Before the rise of
deep learning in the 2010s, attempts to build text-to-image models were limited to
collages by arranging existing component images, such as from a database of
clip art. The inverse task,
image captioning, was more tractable, and a number of image captioning deep learning models came prior to the first text-to-image models.
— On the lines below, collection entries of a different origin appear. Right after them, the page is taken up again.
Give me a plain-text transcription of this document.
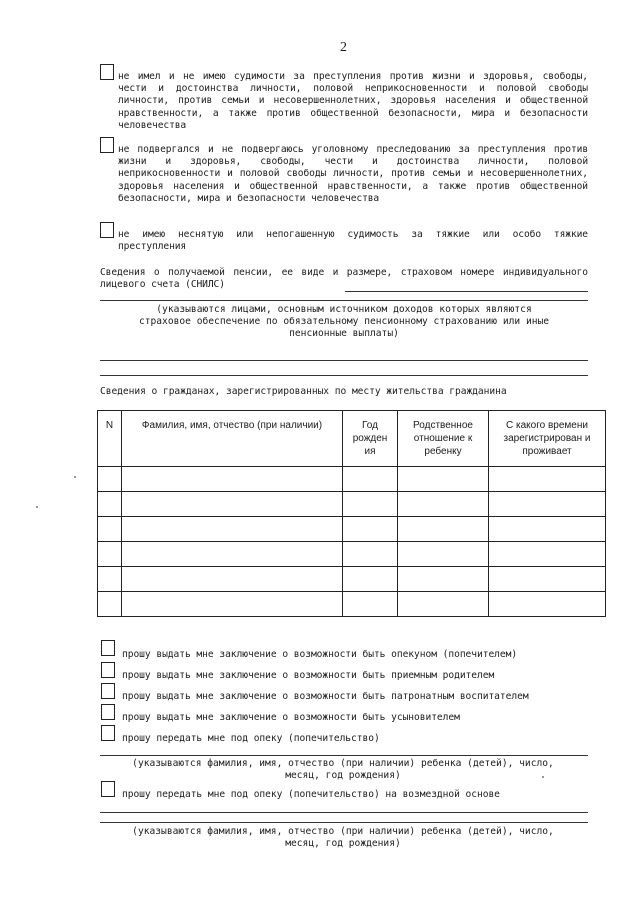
2
не имел и не имею судимости за преступления против жизни и здоровья, свободы, чести и достоинства личности, половой неприкосновенности и половой свободы личности, против семьи и несовершеннолетних, здоровья населения и общественной нравственности, а также против общественной безопасности, мира и безопасности человечества
не подвергался и не подвергаюсь уголовному преследованию за преступления против жизни и здоровья, свободы, чести и достоинства личности, половой неприкосновенности и половой свободы личности, против семьи и несовершеннолетних, здоровья населения и общественной нравственности, а также против общественной безопасности, мира и безопасности человечества
не имею неснятую или непогашенную судимость за тяжкие или особо тяжкие преступления
Сведения о получаемой пенсии, ее виде и размере, страховом номере индивидуального лицевого счета (СНИЛС)
(указываются лицами, основным источником доходов которых являются страховое обеспечение по обязательному пенсионному страхованию или иные пенсионные выплаты)
Сведения о гражданах, зарегистрированных по месту жительства гражданина
N	Фамилия, имя, отчество (при наличии)	Год рожден ия	Родственное отношение к ребенку	С какого времени зарегистрирован и проживает

прошу выдать мне заключение о возможности быть опекуном (попечителем)
прошу выдать мне заключение о возможности быть приемным родителем
прошу выдать мне заключение о возможности быть патронатным воспитателем
прошу выдать мне заключение о возможности быть усыновителем
прошу передать мне под опеку (попечительство)
(указываются фамилия, имя, отчество (при наличии) ребенка (детей), число, месяц, год рождения)
прошу передать мне под опеку (попечительство) на возмездной основе
(указываются фамилия, имя, отчество (при наличии) ребенка (детей), число, месяц, год рождения)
2015-2019 The first modern text-to-image model, alignDRAW, was introduced in 2015 by researchers from the
University of Toronto. alignDRAW extended the previously-introduced DRAW architecture (which used a
recurrent variational autoencoder with an
attention mechanism) to be conditioned on text sequences. Images generated by alignDRAW were in small
resolution (32×32 pixels, attained from
resizing) and were considered to be 'low in diversity'. The model was able to generalize to objects not represented in the training data (such as a red school bus) and appropriately handled novel prompts such as "a stop sign is flying in blue skies", exhibiting output that it was not merely "memorizing" data from the
training set. In 2016, Reed, Akata, Yan et al. became the first to use
generative adversarial networks for the text-to-image task. With models trained on narrow, domain-specific datasets, they were able to generate "visually plausible" images of birds and flowers from text captions like
"an all black bird with a distinct thick, rounded bill". A model trained on the more diverse
COCO (Common Objects in Context) dataset produced images which were "from a distance... encouraging", but which lacked coherence in their details. Later systems include VQGAN-CLIP, XMC-GAN, and GauGAN2.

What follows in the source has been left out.